In gegensätzliche Richtung läuft der von den Fraktionierern an den Tag gelegte Diskussionsstil, der Thesen von vornherein sprachlich abzuqualifizieren sucht, da man sich wohl erhofft, über diesen Weg keine inhaltliche Argumentation leisten zu müssen. Dies behindert aktiv eine Klärung der wichtigen Fragen. In den letzten Monaten wurden immer wieder Genossen mit den Worten angepöbelt, sie sollten, wenn sie vorläufig diese oder jene Haltung verträten doch als „Revisionisten“ direkt zur DKP gehen.
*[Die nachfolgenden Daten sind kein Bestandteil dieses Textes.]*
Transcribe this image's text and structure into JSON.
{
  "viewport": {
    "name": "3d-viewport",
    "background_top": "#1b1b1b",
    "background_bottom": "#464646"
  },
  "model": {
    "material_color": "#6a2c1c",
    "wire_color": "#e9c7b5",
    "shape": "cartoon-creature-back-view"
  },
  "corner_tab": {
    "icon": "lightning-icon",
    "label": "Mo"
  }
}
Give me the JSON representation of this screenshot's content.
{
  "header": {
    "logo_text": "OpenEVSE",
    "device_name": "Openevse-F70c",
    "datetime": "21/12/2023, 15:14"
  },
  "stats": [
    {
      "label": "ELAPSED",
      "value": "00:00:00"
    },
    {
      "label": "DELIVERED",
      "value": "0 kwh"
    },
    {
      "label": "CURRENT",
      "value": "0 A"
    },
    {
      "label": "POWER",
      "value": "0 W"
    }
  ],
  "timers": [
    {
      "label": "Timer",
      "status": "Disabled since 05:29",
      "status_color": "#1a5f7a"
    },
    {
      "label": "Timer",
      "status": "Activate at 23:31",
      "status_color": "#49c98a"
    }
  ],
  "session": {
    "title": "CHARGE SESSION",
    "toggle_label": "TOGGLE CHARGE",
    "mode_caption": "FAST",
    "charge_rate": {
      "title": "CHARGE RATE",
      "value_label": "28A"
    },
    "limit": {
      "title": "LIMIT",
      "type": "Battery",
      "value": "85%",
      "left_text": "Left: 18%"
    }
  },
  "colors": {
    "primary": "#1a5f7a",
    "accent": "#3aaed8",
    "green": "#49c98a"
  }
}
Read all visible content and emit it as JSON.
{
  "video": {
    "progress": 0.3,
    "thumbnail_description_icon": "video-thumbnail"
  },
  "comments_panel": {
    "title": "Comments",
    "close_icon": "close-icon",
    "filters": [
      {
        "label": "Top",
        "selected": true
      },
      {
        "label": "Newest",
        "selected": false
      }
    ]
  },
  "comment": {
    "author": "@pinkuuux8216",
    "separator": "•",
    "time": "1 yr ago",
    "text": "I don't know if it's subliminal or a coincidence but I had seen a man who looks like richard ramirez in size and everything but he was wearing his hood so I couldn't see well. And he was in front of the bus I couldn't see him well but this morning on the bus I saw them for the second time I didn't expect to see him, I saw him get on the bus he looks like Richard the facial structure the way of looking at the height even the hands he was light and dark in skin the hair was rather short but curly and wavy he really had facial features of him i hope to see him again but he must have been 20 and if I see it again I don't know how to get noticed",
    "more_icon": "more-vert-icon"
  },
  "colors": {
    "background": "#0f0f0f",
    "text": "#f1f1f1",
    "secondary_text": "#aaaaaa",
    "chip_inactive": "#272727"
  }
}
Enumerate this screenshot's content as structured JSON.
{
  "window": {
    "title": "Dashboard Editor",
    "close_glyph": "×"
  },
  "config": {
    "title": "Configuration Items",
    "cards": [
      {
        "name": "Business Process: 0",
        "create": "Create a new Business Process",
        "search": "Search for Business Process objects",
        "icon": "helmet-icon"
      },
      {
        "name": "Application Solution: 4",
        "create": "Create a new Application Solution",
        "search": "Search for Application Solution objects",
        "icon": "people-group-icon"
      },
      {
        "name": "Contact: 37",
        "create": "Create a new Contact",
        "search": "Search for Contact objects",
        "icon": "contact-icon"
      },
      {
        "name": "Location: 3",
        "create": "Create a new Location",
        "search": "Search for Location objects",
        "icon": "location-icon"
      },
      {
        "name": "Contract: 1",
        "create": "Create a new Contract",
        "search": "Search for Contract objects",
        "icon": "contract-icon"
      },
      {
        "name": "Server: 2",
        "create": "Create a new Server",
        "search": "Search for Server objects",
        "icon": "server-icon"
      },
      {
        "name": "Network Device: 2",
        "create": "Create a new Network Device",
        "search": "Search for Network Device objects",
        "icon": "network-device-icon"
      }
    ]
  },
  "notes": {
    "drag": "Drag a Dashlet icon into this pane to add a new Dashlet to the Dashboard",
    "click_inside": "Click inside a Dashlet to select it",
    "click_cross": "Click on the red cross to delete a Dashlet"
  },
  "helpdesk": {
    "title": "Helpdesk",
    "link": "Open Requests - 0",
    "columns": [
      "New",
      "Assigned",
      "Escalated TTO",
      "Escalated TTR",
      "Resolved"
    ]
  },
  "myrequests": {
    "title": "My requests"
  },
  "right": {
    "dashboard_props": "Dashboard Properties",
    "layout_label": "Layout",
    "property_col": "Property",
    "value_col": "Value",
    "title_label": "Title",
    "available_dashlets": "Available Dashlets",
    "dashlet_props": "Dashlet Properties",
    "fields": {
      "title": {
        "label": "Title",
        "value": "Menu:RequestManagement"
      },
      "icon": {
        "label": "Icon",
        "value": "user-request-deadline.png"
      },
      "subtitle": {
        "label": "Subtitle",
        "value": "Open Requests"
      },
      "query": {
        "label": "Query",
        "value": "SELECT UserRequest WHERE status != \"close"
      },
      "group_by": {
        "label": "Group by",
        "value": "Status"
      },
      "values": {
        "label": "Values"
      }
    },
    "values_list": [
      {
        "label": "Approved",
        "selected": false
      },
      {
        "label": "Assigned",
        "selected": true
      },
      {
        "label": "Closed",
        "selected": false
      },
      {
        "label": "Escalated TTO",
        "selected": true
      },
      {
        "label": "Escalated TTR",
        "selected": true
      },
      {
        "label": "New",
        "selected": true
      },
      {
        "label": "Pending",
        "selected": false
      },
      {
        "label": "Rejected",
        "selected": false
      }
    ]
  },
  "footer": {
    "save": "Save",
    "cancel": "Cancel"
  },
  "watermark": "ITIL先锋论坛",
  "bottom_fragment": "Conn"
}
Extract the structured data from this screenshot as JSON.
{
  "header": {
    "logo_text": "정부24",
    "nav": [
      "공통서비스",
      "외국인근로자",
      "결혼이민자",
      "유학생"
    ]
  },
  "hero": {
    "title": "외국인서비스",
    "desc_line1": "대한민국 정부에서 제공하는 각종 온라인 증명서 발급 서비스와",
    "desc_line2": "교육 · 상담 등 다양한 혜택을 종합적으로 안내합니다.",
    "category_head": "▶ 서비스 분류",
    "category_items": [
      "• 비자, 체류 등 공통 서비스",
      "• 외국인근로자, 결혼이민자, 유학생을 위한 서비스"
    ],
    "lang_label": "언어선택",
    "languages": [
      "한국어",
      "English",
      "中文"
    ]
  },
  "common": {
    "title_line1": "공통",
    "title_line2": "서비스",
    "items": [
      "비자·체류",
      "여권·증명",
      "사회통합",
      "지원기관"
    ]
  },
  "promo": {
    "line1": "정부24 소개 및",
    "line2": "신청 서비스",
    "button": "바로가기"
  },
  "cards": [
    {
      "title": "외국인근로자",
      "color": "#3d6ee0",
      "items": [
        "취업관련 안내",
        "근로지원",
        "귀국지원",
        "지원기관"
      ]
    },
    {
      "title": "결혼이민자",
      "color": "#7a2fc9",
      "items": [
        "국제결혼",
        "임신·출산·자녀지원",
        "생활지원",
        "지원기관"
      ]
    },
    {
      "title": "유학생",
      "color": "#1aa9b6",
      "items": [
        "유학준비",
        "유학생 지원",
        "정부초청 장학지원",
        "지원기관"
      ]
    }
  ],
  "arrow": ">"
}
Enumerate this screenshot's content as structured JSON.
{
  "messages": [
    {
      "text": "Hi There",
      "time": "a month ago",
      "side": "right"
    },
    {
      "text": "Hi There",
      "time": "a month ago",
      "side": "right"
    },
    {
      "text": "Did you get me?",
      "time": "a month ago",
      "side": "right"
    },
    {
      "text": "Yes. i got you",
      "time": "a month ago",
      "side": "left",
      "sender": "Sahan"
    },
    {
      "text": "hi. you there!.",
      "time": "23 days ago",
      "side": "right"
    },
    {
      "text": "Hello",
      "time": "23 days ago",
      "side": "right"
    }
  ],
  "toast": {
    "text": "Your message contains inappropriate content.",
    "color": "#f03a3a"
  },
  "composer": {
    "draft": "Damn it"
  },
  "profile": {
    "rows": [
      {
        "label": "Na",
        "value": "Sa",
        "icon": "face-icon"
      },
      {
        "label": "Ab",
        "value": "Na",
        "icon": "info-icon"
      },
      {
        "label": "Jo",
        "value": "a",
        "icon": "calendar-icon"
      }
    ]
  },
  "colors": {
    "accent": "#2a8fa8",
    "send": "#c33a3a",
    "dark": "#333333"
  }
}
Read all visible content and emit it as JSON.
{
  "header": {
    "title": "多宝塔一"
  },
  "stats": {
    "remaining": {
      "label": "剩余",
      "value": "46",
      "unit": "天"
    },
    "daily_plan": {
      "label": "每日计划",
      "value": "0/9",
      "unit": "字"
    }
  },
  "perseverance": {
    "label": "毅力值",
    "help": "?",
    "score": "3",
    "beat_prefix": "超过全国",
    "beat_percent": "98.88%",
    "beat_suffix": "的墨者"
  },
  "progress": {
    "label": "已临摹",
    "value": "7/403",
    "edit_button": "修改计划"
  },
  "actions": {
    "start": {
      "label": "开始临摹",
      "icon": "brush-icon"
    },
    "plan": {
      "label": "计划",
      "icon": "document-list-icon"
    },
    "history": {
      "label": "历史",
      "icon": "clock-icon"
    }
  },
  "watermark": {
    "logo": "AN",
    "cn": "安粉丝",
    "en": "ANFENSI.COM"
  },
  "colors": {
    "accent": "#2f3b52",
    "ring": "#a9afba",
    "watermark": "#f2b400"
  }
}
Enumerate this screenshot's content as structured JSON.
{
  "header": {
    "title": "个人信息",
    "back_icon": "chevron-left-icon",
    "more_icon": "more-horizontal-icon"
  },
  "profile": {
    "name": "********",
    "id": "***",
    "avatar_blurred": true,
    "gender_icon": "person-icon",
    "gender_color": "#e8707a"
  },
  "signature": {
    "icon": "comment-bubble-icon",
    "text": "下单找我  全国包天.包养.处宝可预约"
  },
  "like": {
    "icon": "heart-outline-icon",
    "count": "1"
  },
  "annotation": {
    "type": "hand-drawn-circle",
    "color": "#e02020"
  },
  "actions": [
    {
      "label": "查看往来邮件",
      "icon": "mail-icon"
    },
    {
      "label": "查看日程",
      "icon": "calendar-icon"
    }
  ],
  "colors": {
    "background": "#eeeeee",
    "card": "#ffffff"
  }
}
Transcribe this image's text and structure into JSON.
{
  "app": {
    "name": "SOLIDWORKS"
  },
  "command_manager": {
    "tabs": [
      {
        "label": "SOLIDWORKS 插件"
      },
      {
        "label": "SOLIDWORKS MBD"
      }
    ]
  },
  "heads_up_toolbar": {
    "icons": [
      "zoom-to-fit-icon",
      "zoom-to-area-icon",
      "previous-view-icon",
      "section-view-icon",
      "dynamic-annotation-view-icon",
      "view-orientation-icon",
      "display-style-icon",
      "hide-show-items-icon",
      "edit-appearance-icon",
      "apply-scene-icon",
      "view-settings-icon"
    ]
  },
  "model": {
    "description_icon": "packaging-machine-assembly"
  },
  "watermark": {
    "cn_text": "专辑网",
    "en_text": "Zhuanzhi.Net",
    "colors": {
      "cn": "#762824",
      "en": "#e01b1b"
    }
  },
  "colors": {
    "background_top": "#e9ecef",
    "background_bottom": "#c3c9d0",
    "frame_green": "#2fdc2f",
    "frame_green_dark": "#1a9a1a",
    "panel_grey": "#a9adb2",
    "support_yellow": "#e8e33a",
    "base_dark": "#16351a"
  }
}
Während wir gerade im letzten Jahr ein produktives, kritisch-solidarisches Verhältnis zur DKP suchten, war mit der DKP in Verbindung gebracht zu werden für die Fraktionierer eine Beleidigung – insgesamt diente ihnen die DKP als omnipräsentes Negativbeispiel, öffentlich gehen sie damit jedoch nicht ehrlich um. Dieses Verhalten ist gleich auf mehreren Ebenen eine Bankrotterklärung: Erstens ist Etikettieren natürlich kein inhaltliches Argument, zweitens vergiftet diese Art der Beschimpfung (die kommunistische Bewegung darf sich schon einmal darauf einstellen, von den Fraktionierern bei jeder zweiten Meinungsverschiedenheit wahlweise als Revisionisten, Opportunisten, Chauvinisten o.Ä. bezeichnet zu werden) den Diskurs, drittens offenbart es die Hochnäsigkeit und Selbstüberschätzung, mit der auf andere Teile der Bewegung geschaut wird – was sich ja auch international in der Respektlosigkeit niederschlägt, der absoluten Mehrheit der IKB zu unterstellen, nicht revolutionär orientiert zu sein – und viertens zeigt es, dass der Liberalismus doch tiefer sitzt, als man sich eingestehen will, wenn man sich wie in der deutschen kommunistischen Bewegung leider üblich privat vollkommen unsolidarisch (und meist um seine eigenen Schwächen zu kompensieren) über andere Organisationen lustig macht oder sie verächtlich abkanzelt.

Im Gegensatz zu den Fraktionierern will unsere Seite keine vorschnelle, einseitige Parteinahme in der IKB. Mir ist niemand in der Organisation bekannt, der nicht auch gute Beziehungen zu KKE, TKP und PCM will. Aber ich hätte gerne genauso gute Kontakte zur RKAP, der Ungarischen Arbeiterpartei, dem PRCF, der CPGB-ML und vielen weiteren Parteien und Organisationen. Als KO, die die wichtigen Fragen und Dissense der kommunistischen Bewegung aufarbeiten und einen Beitrag zu ihrer Klärung leisten will, hielte ich es für richtig, mit möglichst vielen kommunistischen und Arbeiterparteien in gutem Austausch zu sein. Gerade die Reibung unterschiedlicher Haltungen, der Abgleich und die Debatte von Positionierungen und Analysen macht den Umgang produktiv und gibt uns neue Ansätze, die dann wissenschaftlich aufgearbeitet werden können. Mit dem vorgeschlagenen Weg der Fraktionierer wird dies meines Erachtens jedoch nicht möglich sein – die Haltung soll durch Kampfabstimmung bestimmt und international verankert werden.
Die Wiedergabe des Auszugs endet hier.